The symptoms of syphilis returned, he suffered partial paralysis, and also experienced episodes of muteness, the disease gradually advanced mercilessly, later suffering an attack in the church of Saint Loup de Namur. He was in a clinic in Paris accompanied by his mother, remaining speechless but with a good appearance until his death on August 31, 1867.
Baudelaire, through his poetry, showed us a sinister beauty, an anguished feeling.
He spat out tragic verses, with heartbreaking nuances. He observed in detail the vices and pleasures of the body, the intoxication of the senses before beauty in contrast to the image of the cataclysm of a shaken world.
He focused his attention on describing incurable evil. In the apology of the infernal. In the treatment of man as a miserable, perverse being, owner of his own body as an instrument to achieve his misery.
Roberto Calasso said: "Only Baudelaire had access to a region of the purest pathos, immune to any sentimentality" and indeed he did.
Thus, the concept of the damned was born, known as the search for self-destruction and the immolation of the artist.
Poetry ceased to be descriptive art entrusted with embellishing everyday reality; Baudelaire promoted it from another perspective, giving free rein to emotion in its most primal state, as the only option towards a change in a blind and hypocritical humanity.

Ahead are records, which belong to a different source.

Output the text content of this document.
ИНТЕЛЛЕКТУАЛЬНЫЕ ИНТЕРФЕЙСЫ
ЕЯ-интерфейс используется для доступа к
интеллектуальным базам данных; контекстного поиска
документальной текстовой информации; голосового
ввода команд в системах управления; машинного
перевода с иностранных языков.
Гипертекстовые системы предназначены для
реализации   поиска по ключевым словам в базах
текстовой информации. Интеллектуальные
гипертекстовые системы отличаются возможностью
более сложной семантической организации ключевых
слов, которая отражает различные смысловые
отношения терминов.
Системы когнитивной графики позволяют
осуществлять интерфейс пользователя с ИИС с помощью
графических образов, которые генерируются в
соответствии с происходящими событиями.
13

"Misfortune has a certain elasticity that is usually called human freedom."
Sartre was right: Baudelaire was an "open wound," as is very clear from the abject and pleading letters he wrote to his mother. All that darkness and perversity that he so beautifully portrayed form the permanent substrate of our psychic life.
His word reflects us, seduces us, questions us, and moves us.
"My heart is lost; the beasts have devoured it."
Baudelaire saw and lived the darkness of a marginalized existence and from there he speaks to us, guides us, pierces us with the dirt of the world.